06/05/2026
Fun fact- Fishers once existed in the mountains of North Carolina. Could they still exist somewhere? What do you think about us having them again?
In 1969, West Virginia traded wild turkeys to New Hampshire for twenty-three fishers. New Hampshire needed turkeys. West Virginia needed fishers. Both states had lost a native species to the same combination of overtrapping and deforestation, and both states solved the problem by trading what they had too many of for what they had none of.
Twenty-three fishers. That was the entire seed stock. Fifteen were released on Canaan Mountain in Tucker County. Eight went into Cranberry Glades in Pocahontas County. Both release sites sat inside the Monongahela National Forest, where the hardwood and spruce-fir forests that fishers depend on had finally grown back after the industrial clear-cutting that stripped the state bare in the early 1900s.
The fisher had been gone from West Virginia since roughly 1912. Unregulated trapping took the animals. Deforestation took the habitat. When you have a forest species and no forests for those animals to live in, that is what happens, said Rich Rogers, the Division of Natural Resources furbearer project leader.
Not everyone was happy to have them back. Tucker County residents responded with anger and fear. Some people thought fishers were some kind of demon animal, Rogers said, that they would make their way into people's bedrooms and steal babies. Pocahontas County, where the other eight were released, had no such reaction. Nobody in Pocahontas County saw the new residents as a threat.

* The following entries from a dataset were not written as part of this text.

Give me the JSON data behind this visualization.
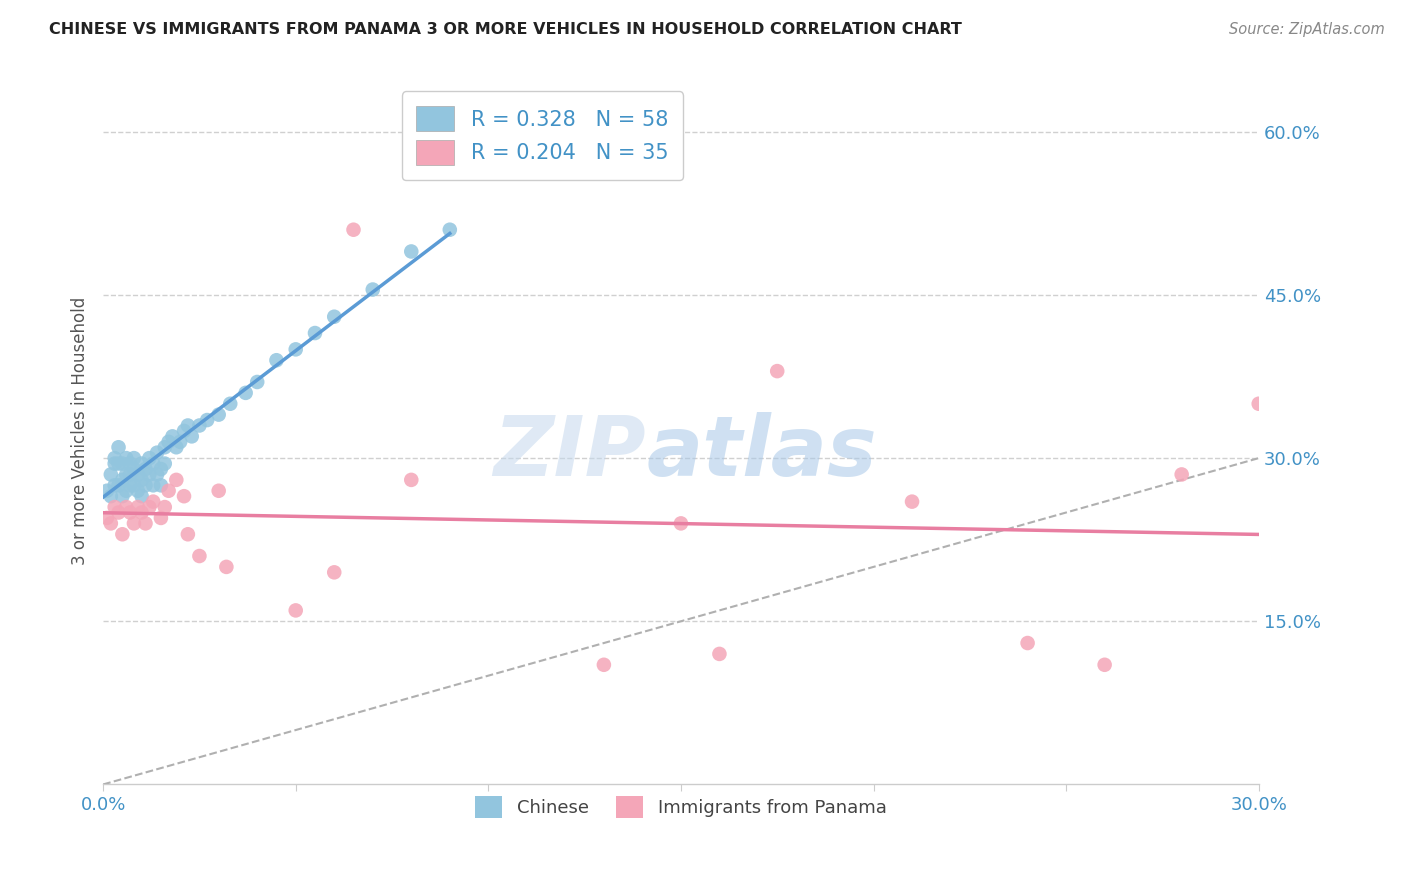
{
  "title": "CHINESE VS IMMIGRANTS FROM PANAMA 3 OR MORE VEHICLES IN HOUSEHOLD CORRELATION CHART",
  "source": "Source: ZipAtlas.com",
  "ylabel": "3 or more Vehicles in Household",
  "x_min": 0.0,
  "x_max": 0.3,
  "y_min": 0.0,
  "y_max": 0.65,
  "x_ticks": [
    0.0,
    0.05,
    0.1,
    0.15,
    0.2,
    0.25,
    0.3
  ],
  "y_ticks_right": [
    0.15,
    0.3,
    0.45,
    0.6
  ],
  "y_tick_labels_right": [
    "15.0%",
    "30.0%",
    "45.0%",
    "60.0%"
  ],
  "chinese_color": "#92c5de",
  "panama_color": "#f4a6b8",
  "regression_chinese_color": "#5b9bd5",
  "regression_panama_color": "#e87ea1",
  "diagonal_color": "#b0b0b0",
  "R_chinese": 0.328,
  "N_chinese": 58,
  "R_panama": 0.204,
  "N_panama": 35,
  "chinese_x": [
    0.001,
    0.002,
    0.002,
    0.003,
    0.003,
    0.003,
    0.004,
    0.004,
    0.004,
    0.005,
    0.005,
    0.005,
    0.006,
    0.006,
    0.006,
    0.007,
    0.007,
    0.007,
    0.008,
    0.008,
    0.008,
    0.009,
    0.009,
    0.01,
    0.01,
    0.01,
    0.011,
    0.011,
    0.012,
    0.012,
    0.013,
    0.013,
    0.014,
    0.014,
    0.015,
    0.015,
    0.016,
    0.016,
    0.017,
    0.018,
    0.019,
    0.02,
    0.021,
    0.022,
    0.023,
    0.025,
    0.027,
    0.03,
    0.033,
    0.037,
    0.04,
    0.045,
    0.05,
    0.055,
    0.06,
    0.07,
    0.08,
    0.09
  ],
  "chinese_y": [
    0.27,
    0.285,
    0.265,
    0.295,
    0.275,
    0.3,
    0.295,
    0.275,
    0.31,
    0.28,
    0.265,
    0.295,
    0.3,
    0.285,
    0.27,
    0.295,
    0.285,
    0.275,
    0.29,
    0.275,
    0.3,
    0.285,
    0.27,
    0.295,
    0.28,
    0.265,
    0.29,
    0.275,
    0.3,
    0.285,
    0.295,
    0.275,
    0.305,
    0.285,
    0.29,
    0.275,
    0.31,
    0.295,
    0.315,
    0.32,
    0.31,
    0.315,
    0.325,
    0.33,
    0.32,
    0.33,
    0.335,
    0.34,
    0.35,
    0.36,
    0.37,
    0.39,
    0.4,
    0.415,
    0.43,
    0.455,
    0.49,
    0.51
  ],
  "panama_x": [
    0.001,
    0.002,
    0.003,
    0.004,
    0.005,
    0.006,
    0.007,
    0.008,
    0.009,
    0.01,
    0.011,
    0.012,
    0.013,
    0.015,
    0.016,
    0.017,
    0.019,
    0.021,
    0.022,
    0.025,
    0.03,
    0.032,
    0.05,
    0.06,
    0.065,
    0.08,
    0.13,
    0.15,
    0.16,
    0.175,
    0.21,
    0.24,
    0.26,
    0.28,
    0.3
  ],
  "panama_y": [
    0.245,
    0.24,
    0.255,
    0.25,
    0.23,
    0.255,
    0.25,
    0.24,
    0.255,
    0.25,
    0.24,
    0.255,
    0.26,
    0.245,
    0.255,
    0.27,
    0.28,
    0.265,
    0.23,
    0.21,
    0.27,
    0.2,
    0.16,
    0.195,
    0.51,
    0.28,
    0.11,
    0.24,
    0.12,
    0.38,
    0.26,
    0.13,
    0.11,
    0.285,
    0.35
  ],
  "watermark_zip": "ZIP",
  "watermark_atlas": "atlas",
  "legend_labels": [
    "Chinese",
    "Immigrants from Panama"
  ],
  "title_color": "#222222",
  "axis_label_color": "#4292c6",
  "background_color": "#ffffff",
  "grid_color": "#d0d0d0"
}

The fifteen fishers on Canaan Mountain thrived. Within six years, the population had grown large enough that the state opened a trapping season. One fisher per trapper per year. Trappers took animals that first season. The population kept growing anyway. Rogers explained the math. Fishers are a lot harder to trap than otters, he said. A limited harvest on a growing population in dense forest does not suppress the population. It skims the surplus.

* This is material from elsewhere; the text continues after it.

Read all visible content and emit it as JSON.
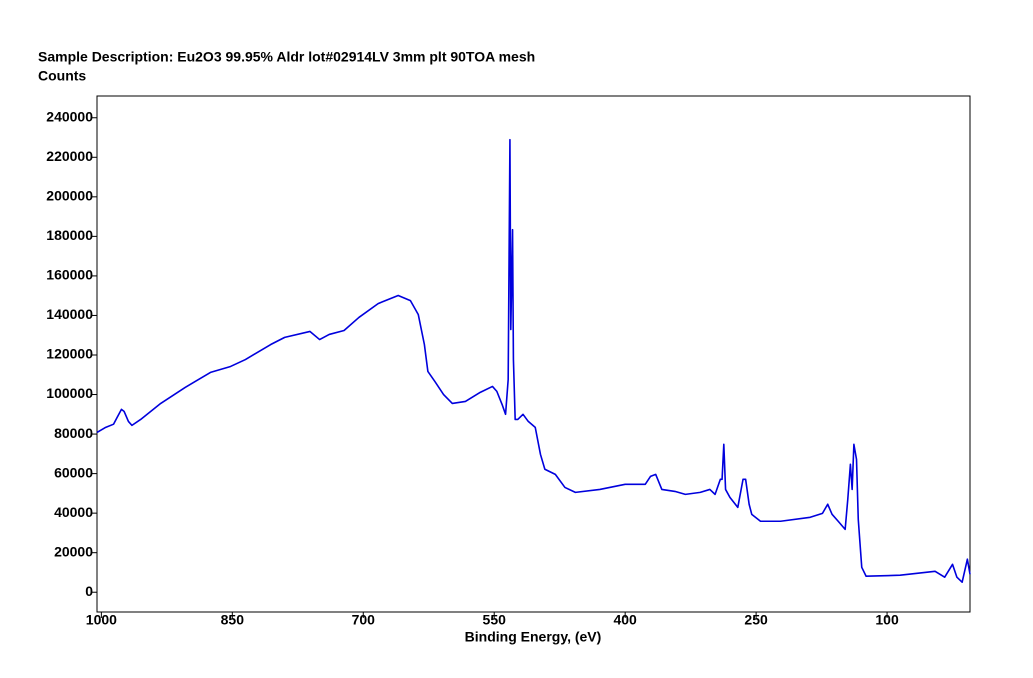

The eight fishers at Cranberry Glades did not expand the same way. That population maintained a limited range in Pocahontas County and never exploded outward the way the Tucker County animals did. Whether the difference was habitat quality, founder genetics, or simple numbers, fifteen versus eight, has not been conclusively determined.
The Canaan Mountain fishers did not stay in West Virginia. They moved north into Maryland. They moved northeast into Virginia. They moved northwest into southwestern Pennsylvania. The Pennsylvania Game Commission credits West Virginia's 1969 release as the direct source of its present-day fisher population in the western part of the state. Maryland's fishers in the Appalachian counties trace to the same twenty-three animals. A single release of twenty-three New Hampshire fishers into one West Virginia mountain became the founding population for fishers across four states.
New Hampshire, meanwhile, used the wild turkeys it received in the trade to establish breeding populations that had been extirpated from the state by hunting and habitat loss. The turkey reintroduction became one of the greatest wildlife success stories in the Northeast. New Hampshire now has both spring and fall turkey seasons and it is routine to see them crossing roads and standing in fields. The trade worked for both sides. Turkeys for fishers. Both species came back.
Then the genetics told a stranger story.
In 2021, researchers at West Virginia University collected DNA samples from fishers across West Virginia, Pennsylvania, New York, and the New Hampshire source population. The objective was to measure the genetic diversity of the reintroduced population and assess whether twenty-three founders had created a viable gene pool or a genetic bottleneck. The results surprised everyone.
The modern West Virginia fisher population was not built solely from the twenty-three reintroduced animals. The DNA showed markers that did not match the New Hampshire source stock. The researchers determined that a small number of native West Virginia fishers had survived the logging era. They had persisted in the deepest, most remote timber of the Monongahela while every biologist, trapper, and wildlife manager in the state agreed they were gone. We determined that we did not extirpate fishers, said WVU researcher Amy Morris.
The reintroduction did not create a population from nothing. It reinforced a population that was already there, invisible, surviving in the dark timber while the state traded turkeys for its replacements. The twenty-three New Hampshire fishers mixed with a remnant that nobody knew existed, and the resulting hybrid population is what expanded across four states over the following five decades.
Twenty-three fishers and a handful of ghosts built the fisher population of the central Appalachians. The ghosts were there the whole time. Nobody looked hard enough to find them because everyone had already agreed they were gone.